Jako, że koszyk to "krzywus" miałam małe problemy ze zdjęciem z niego odpowiednich miar. Po małych zmaganiach i poprawkach w uszytej pierwotnej wersji wkładu ostatecznie się to udało.
Zdjęć zrobiłam mu sporo i niemal z każdej strony (zapomniałam o zdjęciach z tyłu od strony mocowania koszyka). Małą galerię prezentuję Wam poniżej.
Jest idealny : ) Aż trudno mi uwierzyć,że szyłaś pierwszy raz : ). Wkłady do koszyka to wyższa szkoła jazdy. Ja ostatnio jak uszyłam wkład do swojego koszyczka na "duperelki" to wydałam z siebie tylko jeden dźwięk : BLE ; ). Uszycie anioła to będzie dla Ciebie pestka : ). Miłej majówki życzę : )
OdpowiedzUsuńDziękuję :) Ja często nie mogę uwierzyć, że szyjąc coś po raz pierwszy wychodzi mi tak, że sama robię WOW! ;) Lepiej późno niż wcale odkryć swoją pasję i swoje zdolności ;)
OdpowiedzUsuńWkład wyszedł Ci super. A te kokardki dodają mu uroku:) Gratuluję :)
OdpowiedzUsuńDziękuję bardzo :) Zaraz odwiedzę Twojego bloga :)
UsuńWitam!

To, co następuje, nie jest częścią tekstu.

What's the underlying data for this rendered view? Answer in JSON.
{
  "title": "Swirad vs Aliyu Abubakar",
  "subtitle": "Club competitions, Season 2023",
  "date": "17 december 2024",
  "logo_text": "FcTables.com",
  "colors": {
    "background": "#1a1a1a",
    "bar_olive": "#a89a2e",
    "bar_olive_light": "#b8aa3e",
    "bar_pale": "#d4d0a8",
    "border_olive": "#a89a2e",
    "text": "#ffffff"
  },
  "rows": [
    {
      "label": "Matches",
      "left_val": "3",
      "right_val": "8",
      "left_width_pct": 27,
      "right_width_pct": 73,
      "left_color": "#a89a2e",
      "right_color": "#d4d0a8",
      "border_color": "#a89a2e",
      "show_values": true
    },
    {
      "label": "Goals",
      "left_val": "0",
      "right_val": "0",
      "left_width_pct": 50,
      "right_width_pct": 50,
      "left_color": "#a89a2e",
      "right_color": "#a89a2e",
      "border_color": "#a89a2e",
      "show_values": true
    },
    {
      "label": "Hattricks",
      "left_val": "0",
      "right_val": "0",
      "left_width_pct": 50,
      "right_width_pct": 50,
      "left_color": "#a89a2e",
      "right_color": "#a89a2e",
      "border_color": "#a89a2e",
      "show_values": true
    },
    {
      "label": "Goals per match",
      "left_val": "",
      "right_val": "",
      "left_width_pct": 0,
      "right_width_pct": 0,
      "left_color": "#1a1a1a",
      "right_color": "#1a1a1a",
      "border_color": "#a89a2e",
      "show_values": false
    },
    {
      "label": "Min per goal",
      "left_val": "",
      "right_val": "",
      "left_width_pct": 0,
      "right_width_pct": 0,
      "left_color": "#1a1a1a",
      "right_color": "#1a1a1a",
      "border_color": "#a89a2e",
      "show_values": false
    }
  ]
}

Wpadam z rewizytą i podziwiam te cudo w koszyczku :)
OdpowiedzUsuńŚwietny pomysł!
Pozdrawiam serdecznie :)
Marta
Dziękuję :) I zapraszam do dalszych odwiedzin :) Cieszy mnie fakt, że trud jaki włożyłam w uszycie tego wkładu procentuje tym, że podoba się zarówno tym, którzy odwiedzają mojego bloga, jak i tym, którzy widzą go na żywo :)
UsuńPasowałby do mojego różowego, no coo... mam różowy rower. haha
OdpowiedzUsuńTen jest do kompletu z kremowym rowerem :) Ale pewnie pasowałby też do żółtego, miętowego, i czerwonego - tylko w wypadku czerwonego inny kolor kokard :)
OdpowiedzUsuńwitam, czy wykonałaby Pani doklanie taki sam wkład dla mnie ?? :) ew podobny, ale najlepiej we wzór kwiatowy/w stylu retro ? Bardzo chcę ozdobić swój rower, a nigdzie nie znalazłam osoby prywatnej, która by się tym zajmowała ;P bardzo proszę o odpowiedź, najlepiej na e-mail kathxx@o2.pl , pozdrawiam !!
OdpowiedzUsuńThere is definately a great deal to know about this
OdpowiedzUsuńsubject. I really like all the ponts yoou have made.